Forum BRICS LEMM merupakan platform rutin yang membahas isu-isu ketenagakerjaan di antara negara-negara anggota dan mitra. Pada edisi tahun ini, diskusi berpusat pada transisi pasar kerja pasca-krisis, transformasi digital, dan inklusi sosial. Indonesia, sebagai mitra dialog BRICS, memanfaatkan momentum tersebut untuk membangun aliansi strategis. Pertemuan antara Yassierli dan Meydari berlangsung secara tertutup dan diagendakan secara khusus untuk membahas sinergi bilateral. Kedua pihak menekankan pentingnya adaptasi kebijakan ketenagakerjaan terhadap disrupsi teknologi dan demografi.

Fokus pada Pendidikan Vokasi

Salah satu pilar utama diskusi adalah pendidikan vokasi. Data Organisasi Perburuhan Internasional (ILO) menunjukkan bahwa kesenjangan keterampilan (skills gap) menjadi tantangan global, termasuk di Indonesia dan Iran. Kedua negara memiliki program pelatihan kerja yang masif, namun tingkat keselarasan dengan kebutuhan industri masih perlu ditingkatkan. Berdasarkan catatan Kementerian Ketenagakerjaan Indonesia, tingkat partisipasi pelatihan vokasi pada 2023 mencapai 4,2 juta orang, sementara Iran melaporkan 3,8 juta peserta pada periode serupa. Pertemuan tersebut membuka peluang pertukaran modul pelatihan, standar kompetensi, dan sertifikasi bersama. Skema pemagangan lintas negara juga diusulkan sebagai langkah konkret.

Akses Kerja untuk Penyandang Disabilitas

Komitmen terhadap inklusi disabilitas menjadi poin sentral lainnya.
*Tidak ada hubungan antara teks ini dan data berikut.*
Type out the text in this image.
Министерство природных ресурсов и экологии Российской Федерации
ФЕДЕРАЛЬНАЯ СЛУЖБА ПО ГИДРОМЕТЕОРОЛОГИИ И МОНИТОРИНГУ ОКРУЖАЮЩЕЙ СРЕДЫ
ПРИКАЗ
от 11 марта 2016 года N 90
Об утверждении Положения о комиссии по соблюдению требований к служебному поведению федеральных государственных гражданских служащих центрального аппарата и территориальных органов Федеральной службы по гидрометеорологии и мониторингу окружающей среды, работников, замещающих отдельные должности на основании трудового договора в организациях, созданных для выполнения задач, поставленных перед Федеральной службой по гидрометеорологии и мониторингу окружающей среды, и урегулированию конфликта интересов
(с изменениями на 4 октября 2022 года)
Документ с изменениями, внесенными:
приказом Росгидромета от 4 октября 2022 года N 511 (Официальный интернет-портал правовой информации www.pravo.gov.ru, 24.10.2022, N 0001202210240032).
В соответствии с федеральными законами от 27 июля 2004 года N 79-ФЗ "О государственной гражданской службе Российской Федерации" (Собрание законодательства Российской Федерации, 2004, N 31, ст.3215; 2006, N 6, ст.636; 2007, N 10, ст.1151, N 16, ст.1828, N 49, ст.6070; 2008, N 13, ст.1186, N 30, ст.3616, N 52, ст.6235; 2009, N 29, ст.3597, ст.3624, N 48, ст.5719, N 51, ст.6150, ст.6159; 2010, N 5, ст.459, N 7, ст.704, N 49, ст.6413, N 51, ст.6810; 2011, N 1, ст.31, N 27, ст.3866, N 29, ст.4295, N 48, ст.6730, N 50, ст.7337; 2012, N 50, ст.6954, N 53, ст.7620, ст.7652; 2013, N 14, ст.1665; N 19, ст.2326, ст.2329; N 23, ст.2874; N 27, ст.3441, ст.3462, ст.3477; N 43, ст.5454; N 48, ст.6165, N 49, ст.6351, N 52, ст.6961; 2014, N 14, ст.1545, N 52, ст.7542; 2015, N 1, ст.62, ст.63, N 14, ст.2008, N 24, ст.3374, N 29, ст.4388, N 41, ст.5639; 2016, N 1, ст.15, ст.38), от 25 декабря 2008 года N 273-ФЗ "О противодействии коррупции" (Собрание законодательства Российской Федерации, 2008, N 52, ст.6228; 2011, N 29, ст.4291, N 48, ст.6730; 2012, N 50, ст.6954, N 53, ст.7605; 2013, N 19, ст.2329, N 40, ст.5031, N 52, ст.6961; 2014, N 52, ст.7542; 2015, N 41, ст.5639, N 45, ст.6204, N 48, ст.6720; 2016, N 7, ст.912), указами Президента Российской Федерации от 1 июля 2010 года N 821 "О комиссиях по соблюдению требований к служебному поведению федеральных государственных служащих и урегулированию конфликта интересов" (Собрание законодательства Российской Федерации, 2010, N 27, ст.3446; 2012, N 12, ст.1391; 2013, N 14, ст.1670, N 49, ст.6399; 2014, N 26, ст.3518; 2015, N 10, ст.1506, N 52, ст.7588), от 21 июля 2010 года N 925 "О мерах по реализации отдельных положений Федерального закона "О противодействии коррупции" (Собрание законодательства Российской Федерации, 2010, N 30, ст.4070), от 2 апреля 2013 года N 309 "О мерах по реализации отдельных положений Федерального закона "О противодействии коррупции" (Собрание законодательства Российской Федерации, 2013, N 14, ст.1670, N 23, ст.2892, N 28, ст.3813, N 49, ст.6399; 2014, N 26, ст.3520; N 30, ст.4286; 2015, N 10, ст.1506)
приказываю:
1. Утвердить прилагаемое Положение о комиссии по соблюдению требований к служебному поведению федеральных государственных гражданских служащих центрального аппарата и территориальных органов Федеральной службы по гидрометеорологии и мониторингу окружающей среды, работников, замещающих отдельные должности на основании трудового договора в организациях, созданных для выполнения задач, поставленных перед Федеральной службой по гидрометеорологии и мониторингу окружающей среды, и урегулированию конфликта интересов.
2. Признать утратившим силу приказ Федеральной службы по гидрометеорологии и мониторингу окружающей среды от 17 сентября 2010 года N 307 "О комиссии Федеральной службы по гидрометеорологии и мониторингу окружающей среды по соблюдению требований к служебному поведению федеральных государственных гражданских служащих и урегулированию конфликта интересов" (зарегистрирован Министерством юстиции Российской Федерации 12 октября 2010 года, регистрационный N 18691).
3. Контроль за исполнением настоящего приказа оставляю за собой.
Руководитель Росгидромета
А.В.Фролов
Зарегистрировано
Menurut data WHO, sekitar 15% populasi dunia hidup dengan disabilitas, namun tingkat partisipasi angkatan kerja mereka masih rendah, rata-rata di bawah 40%. Indonesia telah mengimplementasikan Undang-Undang Nomor 8 Tahun 2016 yang mewajibkan kuota 1% pekerja disabilitas di sektor swasta dan 2% di sektor publik. Iran memiliki kerangka hukum serupa melalui “Comprehensive Law on the Rights of Persons with Disabilities” yang disahkan pada 2004. Kedua menteri menilai bahwa kerja sama Selatan-Selatan dapat memperkuat praktik baik (best practices) dalam penyediaan infrastruktur kerja dan pelatihan yang aksesibel. Rencana aksi mencakup program pelatihan berbasis asesmen kebutuhan khusus dan pengembangan platform digital inklusif untuk pencocokan kerja.
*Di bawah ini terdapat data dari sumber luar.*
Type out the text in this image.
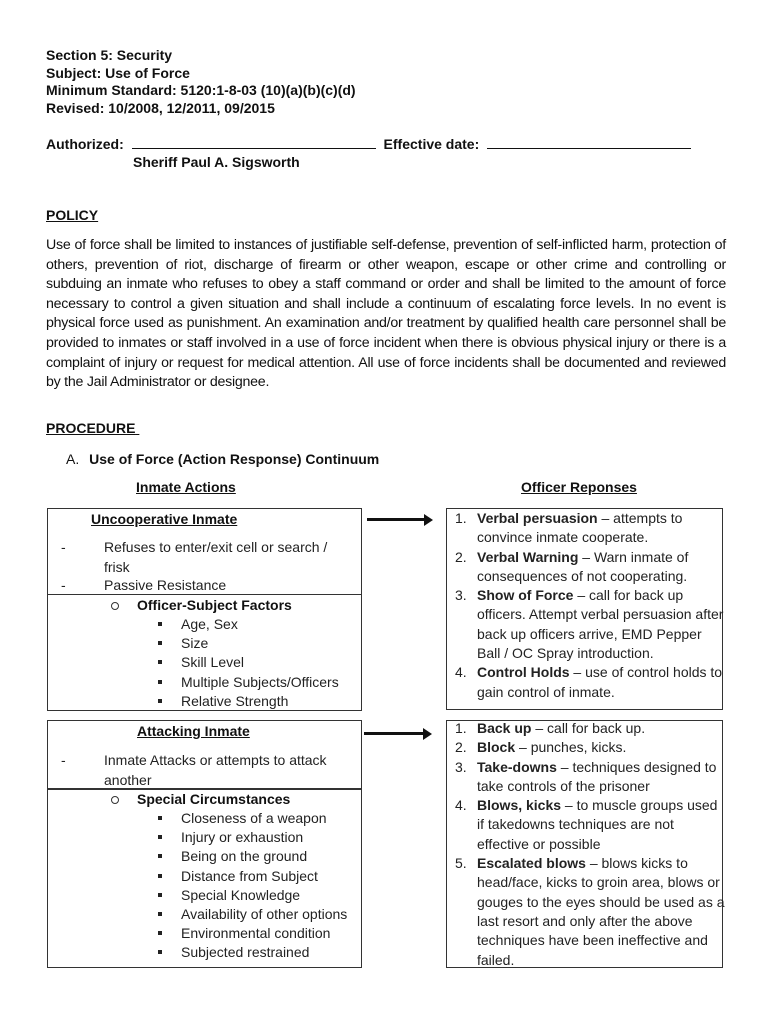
Section 5: Security
Subject: Use of Force
Minimum Standard: 5120:1-8-03 (10)(a)(b)(c)(d)
Revised: 10/2008, 12/2011, 09/2015
Authorized:	Effective date:
Sheriff Paul A. Sigsworth
POLICY
Use of force shall be limited to instances of justifiable self-defense, prevention of self-inflicted harm, protection of others, prevention of riot, discharge of firearm or other weapon, escape or other crime and controlling or subduing an inmate who refuses to obey a staff command or order and shall be limited to the amount of force necessary to control a given situation and shall include a continuum of escalating force levels. In no event is physical force used as punishment. An examination and/or treatment by qualified health care personnel shall be provided to inmates or staff involved in a use of force incident when there is obvious physical injury or there is a complaint of injury or request for medical attention. All use of force incidents shall be documented and reviewed by the Jail Administrator or designee.
PROCEDURE
A. Use of Force (Action Response) Continuum
Inmate Actions	Officer Reponses
Uncooperative Inmate
-	Refuses to enter/exit cell or search / frisk
-	Passive Resistance
Officer-Subject Factors
Age, Sex
Size
Skill Level
Multiple Subjects/Officers
Relative Strength
1. Verbal persuasion – attempts to convince inmate cooperate.
2. Verbal Warning – Warn inmate of consequences of not cooperating.
3. Show of Force – call for back up officers. Attempt verbal persuasion after back up officers arrive, EMD Pepper Ball / OC Spray introduction.
4. Control Holds – use of control holds to gain control of inmate.
Attacking Inmate
-	Inmate Attacks or attempts to attack another
Special Circumstances
Closeness of a weapon
Injury or exhaustion
Being on the ground
Distance from Subject
Special Knowledge
Availability of other options
Environmental condition
Subjected restrained
1. Back up – call for back up.
2. Block – punches, kicks.
3. Take-downs – techniques designed to take controls of the prisoner
4. Blows, kicks – to muscle groups used if takedowns techniques are not effective or possible
5. Escalated blows – blows kicks to head/face, kicks to groin area, blows or gouges to the eyes should be used as a last resort and only after the above techniques have been ineffective and failed.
Komitmen dan Tindak Lanjut

Pertemuan ini tidak sebatas seremonial. Kedua pihak menyepakati pembentukan kelompok kerja teknis dalam enam bulan ke depan untuk merancang peta jalan (roadmap) detail. Kelompok kerja akan merumuskan standar kurikulum bersama, mekanisme pertukaran instruktur, dan proyek percontohan untuk pelatihan disabilitas. Dukungan pendanaan direncanakan berasal dari alokasi anggaran nasional masing-masing serta potensi hibah dari Bank Pembangunan Islam (IsDB), mengingat Indonesia dan Iran adalah negara anggota. Output dari kolaborasi ini diharapkan tidak hanya meningkatkan angka partisipasi kerja, tetapi juga kualitas lapangan kerja yang diciptakan.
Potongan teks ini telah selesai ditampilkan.